Right again, artlings. The answer to yesterday’s question is: D) None of the above.
According to the marketers of the Libeskind apartments, “neither article is correct”: 12 of the 56 residences, ready for August occupancy, remain unsold. The economics of the commercial building are completely separate from the museum’s (unlike MoMA’s neighboring Museum Tower, which generated “tax equivalency payments” for the museum).
But the real question is whether Libeskind’s jagged, spiky structure, designed to resonate with the nearby Rocky Mountains, will work as a congenial space for displaying art. In a red-flag division of labor, the museum decided to assign its own designer, Dan Kohl, to lay out the interior walls for the galleries, finessing Libeskind’s challenging, quirky angles with some traditionally shaped spaces.

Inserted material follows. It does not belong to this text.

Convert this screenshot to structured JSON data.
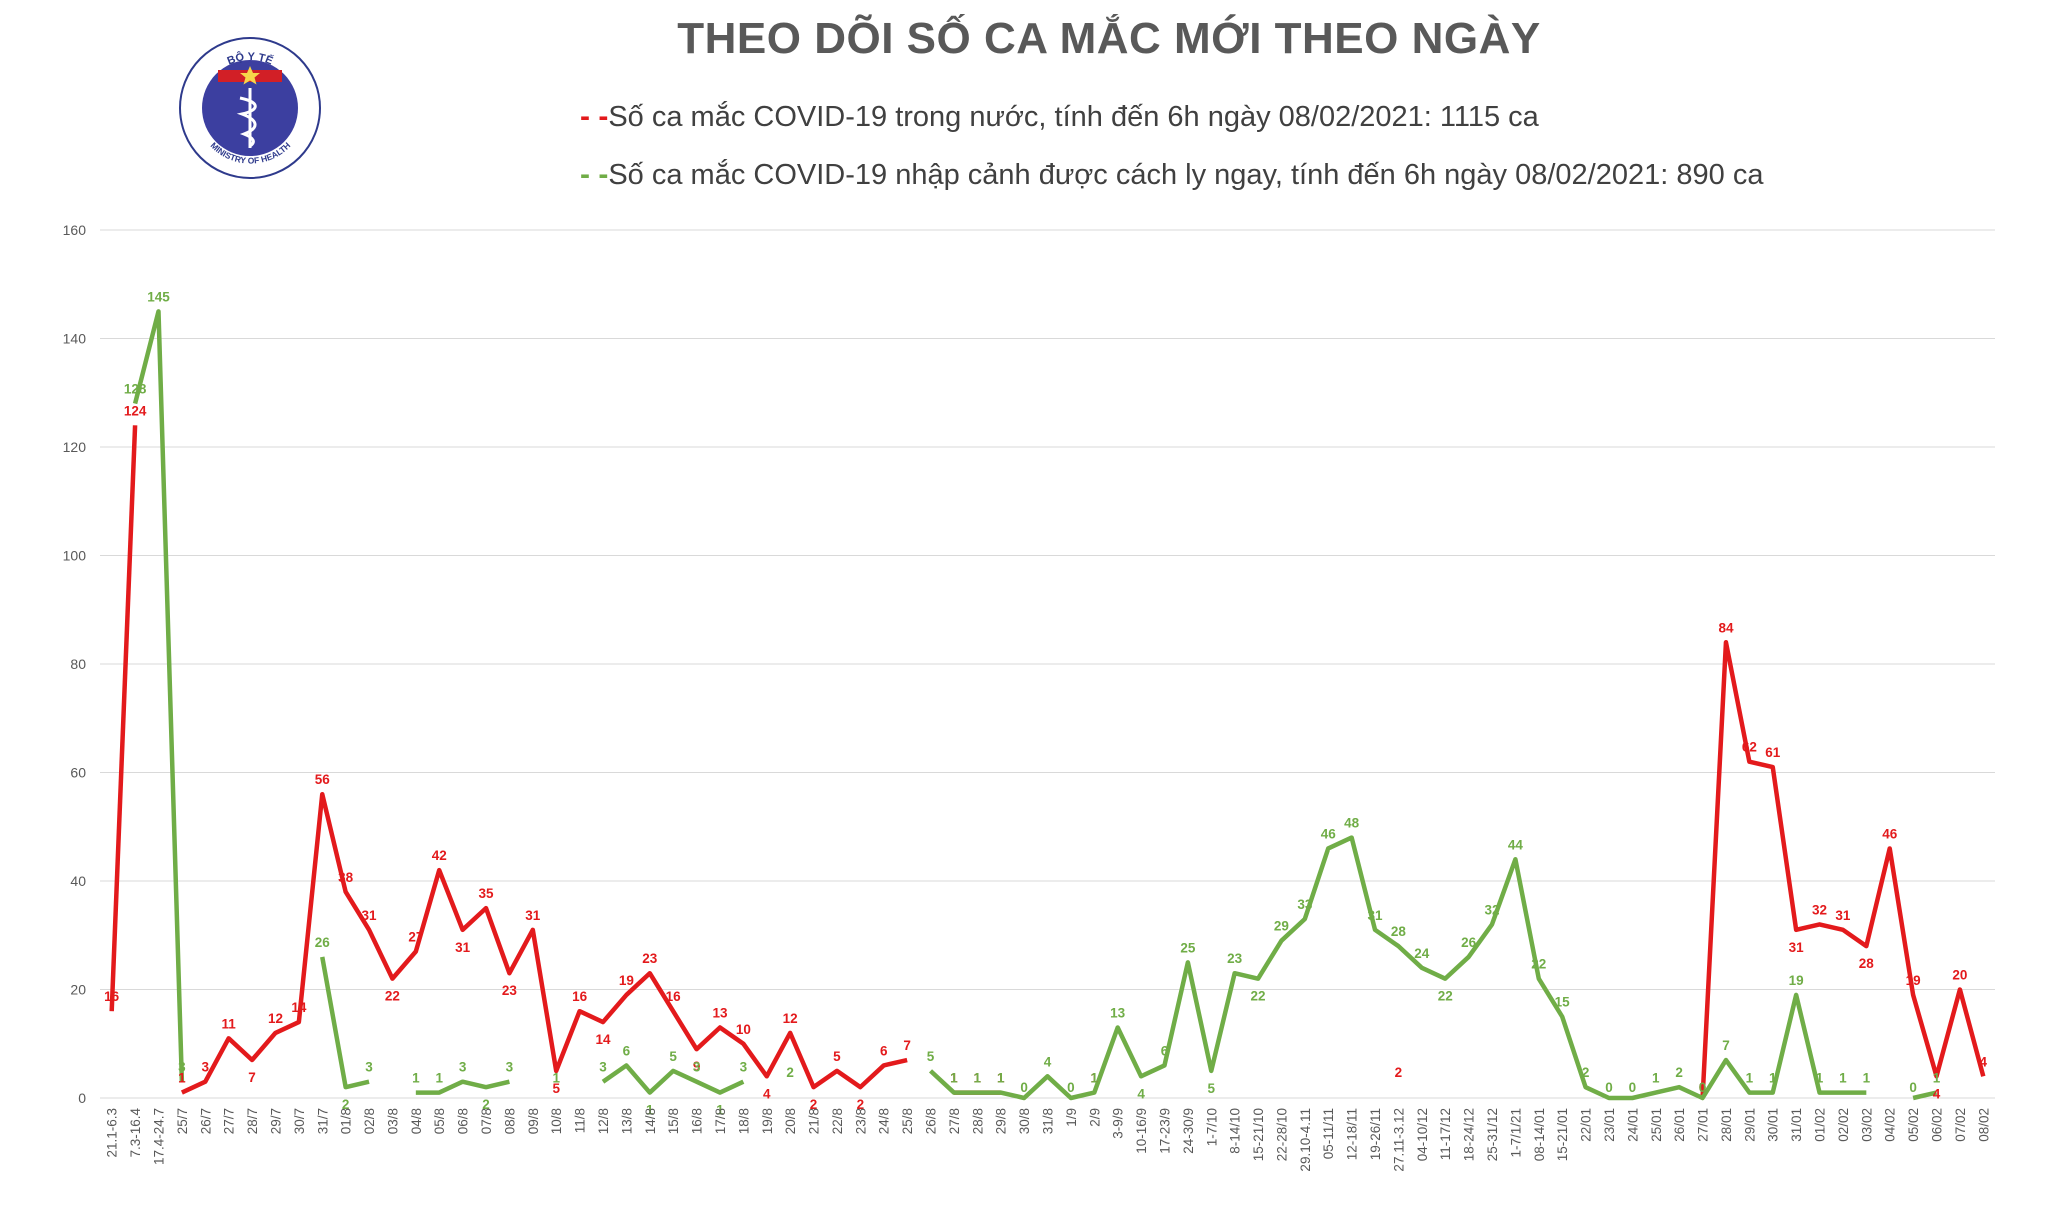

This will be Libeskind’s first completed project in the United States. Denver chose him as architect before his fame grew as the visionary, if beleaguered, master planner for Ground Zero.

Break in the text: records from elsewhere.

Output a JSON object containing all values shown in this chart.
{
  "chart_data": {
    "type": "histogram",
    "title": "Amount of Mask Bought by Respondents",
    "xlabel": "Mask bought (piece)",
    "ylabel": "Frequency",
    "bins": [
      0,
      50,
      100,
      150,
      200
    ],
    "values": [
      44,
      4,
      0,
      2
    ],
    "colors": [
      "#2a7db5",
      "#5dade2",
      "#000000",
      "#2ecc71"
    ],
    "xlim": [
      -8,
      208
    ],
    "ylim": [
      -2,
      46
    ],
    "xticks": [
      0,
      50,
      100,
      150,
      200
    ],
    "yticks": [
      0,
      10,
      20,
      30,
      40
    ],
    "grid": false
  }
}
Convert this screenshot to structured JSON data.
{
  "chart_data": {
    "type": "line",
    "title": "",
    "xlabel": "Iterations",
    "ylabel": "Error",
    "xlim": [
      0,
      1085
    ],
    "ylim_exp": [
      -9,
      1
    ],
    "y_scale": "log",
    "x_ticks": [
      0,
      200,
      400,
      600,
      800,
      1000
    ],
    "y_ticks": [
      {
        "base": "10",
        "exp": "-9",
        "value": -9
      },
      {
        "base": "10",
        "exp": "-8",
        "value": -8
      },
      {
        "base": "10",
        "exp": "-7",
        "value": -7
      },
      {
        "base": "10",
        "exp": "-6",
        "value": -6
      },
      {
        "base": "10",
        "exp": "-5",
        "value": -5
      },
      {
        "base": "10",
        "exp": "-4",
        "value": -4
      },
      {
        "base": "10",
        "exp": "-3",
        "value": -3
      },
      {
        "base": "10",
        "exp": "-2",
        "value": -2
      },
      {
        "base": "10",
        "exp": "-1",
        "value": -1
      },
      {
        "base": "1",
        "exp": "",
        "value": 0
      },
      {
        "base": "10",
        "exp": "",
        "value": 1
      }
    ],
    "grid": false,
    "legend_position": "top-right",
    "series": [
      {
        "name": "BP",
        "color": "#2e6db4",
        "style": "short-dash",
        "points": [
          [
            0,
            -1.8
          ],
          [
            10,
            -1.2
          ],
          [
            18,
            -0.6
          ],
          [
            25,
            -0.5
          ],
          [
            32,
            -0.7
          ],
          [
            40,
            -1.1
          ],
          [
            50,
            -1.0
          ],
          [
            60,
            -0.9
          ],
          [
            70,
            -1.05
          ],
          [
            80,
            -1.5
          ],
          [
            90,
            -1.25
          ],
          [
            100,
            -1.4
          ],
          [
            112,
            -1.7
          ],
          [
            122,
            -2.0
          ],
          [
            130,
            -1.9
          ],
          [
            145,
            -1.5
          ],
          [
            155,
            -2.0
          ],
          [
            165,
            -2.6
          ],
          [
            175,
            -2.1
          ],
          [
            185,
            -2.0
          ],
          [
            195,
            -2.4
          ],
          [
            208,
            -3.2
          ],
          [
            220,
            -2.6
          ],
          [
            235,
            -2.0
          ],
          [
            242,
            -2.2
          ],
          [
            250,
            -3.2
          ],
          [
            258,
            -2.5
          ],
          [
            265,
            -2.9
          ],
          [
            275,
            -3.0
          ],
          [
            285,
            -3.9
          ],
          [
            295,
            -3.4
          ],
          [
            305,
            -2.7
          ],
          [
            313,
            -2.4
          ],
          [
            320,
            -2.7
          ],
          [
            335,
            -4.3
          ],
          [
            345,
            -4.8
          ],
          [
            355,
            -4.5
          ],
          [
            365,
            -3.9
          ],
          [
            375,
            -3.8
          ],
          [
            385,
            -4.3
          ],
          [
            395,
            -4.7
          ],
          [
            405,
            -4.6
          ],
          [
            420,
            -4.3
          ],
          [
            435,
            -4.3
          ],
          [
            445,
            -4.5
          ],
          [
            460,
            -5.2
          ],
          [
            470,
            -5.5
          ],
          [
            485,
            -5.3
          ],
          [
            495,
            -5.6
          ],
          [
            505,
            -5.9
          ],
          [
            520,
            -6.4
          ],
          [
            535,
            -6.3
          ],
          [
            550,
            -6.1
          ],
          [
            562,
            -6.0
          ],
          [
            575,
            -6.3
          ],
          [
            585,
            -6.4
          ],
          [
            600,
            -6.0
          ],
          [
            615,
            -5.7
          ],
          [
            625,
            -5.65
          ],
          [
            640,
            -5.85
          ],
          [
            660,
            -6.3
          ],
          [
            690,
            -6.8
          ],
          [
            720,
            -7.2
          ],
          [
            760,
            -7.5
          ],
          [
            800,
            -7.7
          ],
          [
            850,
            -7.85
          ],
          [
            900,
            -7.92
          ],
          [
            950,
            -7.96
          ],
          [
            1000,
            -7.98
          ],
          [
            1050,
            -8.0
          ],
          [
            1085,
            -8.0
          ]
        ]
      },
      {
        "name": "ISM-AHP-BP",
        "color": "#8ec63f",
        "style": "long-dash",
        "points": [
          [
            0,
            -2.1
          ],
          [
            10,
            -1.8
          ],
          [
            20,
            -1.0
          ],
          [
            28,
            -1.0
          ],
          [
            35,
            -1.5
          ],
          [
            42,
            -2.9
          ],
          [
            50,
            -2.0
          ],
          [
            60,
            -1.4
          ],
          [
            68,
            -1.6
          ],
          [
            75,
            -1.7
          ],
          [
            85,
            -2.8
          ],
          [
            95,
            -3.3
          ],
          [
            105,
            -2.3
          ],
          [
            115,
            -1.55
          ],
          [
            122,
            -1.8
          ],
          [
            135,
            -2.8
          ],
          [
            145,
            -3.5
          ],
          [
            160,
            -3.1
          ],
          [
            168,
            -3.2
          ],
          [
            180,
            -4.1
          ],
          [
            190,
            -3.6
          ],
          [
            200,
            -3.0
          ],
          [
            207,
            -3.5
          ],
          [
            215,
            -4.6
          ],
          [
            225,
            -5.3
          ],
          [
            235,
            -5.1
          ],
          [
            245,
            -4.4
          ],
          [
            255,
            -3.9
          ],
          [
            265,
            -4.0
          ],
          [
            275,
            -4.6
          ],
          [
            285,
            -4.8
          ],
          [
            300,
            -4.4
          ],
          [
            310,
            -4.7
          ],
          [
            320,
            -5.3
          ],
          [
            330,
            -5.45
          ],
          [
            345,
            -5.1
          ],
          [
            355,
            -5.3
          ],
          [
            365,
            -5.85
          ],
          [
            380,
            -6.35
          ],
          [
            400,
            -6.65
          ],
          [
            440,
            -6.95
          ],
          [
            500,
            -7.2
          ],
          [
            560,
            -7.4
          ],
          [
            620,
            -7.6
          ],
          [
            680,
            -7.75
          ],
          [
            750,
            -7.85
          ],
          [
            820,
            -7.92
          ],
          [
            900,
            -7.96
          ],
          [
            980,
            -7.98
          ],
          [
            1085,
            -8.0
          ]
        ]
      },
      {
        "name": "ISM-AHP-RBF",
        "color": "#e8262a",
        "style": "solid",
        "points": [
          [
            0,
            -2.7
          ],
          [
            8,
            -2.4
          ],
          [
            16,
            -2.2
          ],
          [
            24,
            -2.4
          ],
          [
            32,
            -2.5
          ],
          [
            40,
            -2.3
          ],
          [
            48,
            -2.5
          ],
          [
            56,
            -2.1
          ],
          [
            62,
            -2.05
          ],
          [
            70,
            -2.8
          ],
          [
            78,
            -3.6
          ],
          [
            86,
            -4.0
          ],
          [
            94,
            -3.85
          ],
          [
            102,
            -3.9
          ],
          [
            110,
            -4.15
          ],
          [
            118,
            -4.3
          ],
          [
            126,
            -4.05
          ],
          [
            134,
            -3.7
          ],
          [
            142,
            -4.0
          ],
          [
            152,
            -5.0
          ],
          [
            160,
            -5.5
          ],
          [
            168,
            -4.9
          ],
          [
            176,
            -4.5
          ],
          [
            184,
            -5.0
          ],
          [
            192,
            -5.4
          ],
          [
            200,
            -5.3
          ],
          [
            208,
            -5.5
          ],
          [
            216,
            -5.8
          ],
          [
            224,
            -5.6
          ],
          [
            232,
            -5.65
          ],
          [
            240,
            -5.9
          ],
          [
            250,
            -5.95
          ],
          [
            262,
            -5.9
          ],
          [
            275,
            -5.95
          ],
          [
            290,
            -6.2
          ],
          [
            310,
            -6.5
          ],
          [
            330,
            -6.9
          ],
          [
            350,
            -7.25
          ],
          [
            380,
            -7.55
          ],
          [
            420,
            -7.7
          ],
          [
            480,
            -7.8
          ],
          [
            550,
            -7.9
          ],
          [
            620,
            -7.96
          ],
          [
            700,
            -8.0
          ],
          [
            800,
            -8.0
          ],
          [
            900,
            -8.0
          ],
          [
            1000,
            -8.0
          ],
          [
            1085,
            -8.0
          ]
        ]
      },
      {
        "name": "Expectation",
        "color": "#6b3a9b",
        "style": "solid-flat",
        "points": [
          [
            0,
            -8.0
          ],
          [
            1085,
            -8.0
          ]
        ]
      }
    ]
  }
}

But only CultureGrrl can tell you how he got his start: He was a year ahead of me at the Bronx High School of Science, and I’m guessing that he was one of the very few of my fellow nerds who actually enjoyed wielding a T-square at the much maligned Mechanical Drawing class we were all required to take in the Sixties.
As for me, I won the Bronx Science graduation award for best student in English. Hey, someone’s gotta read!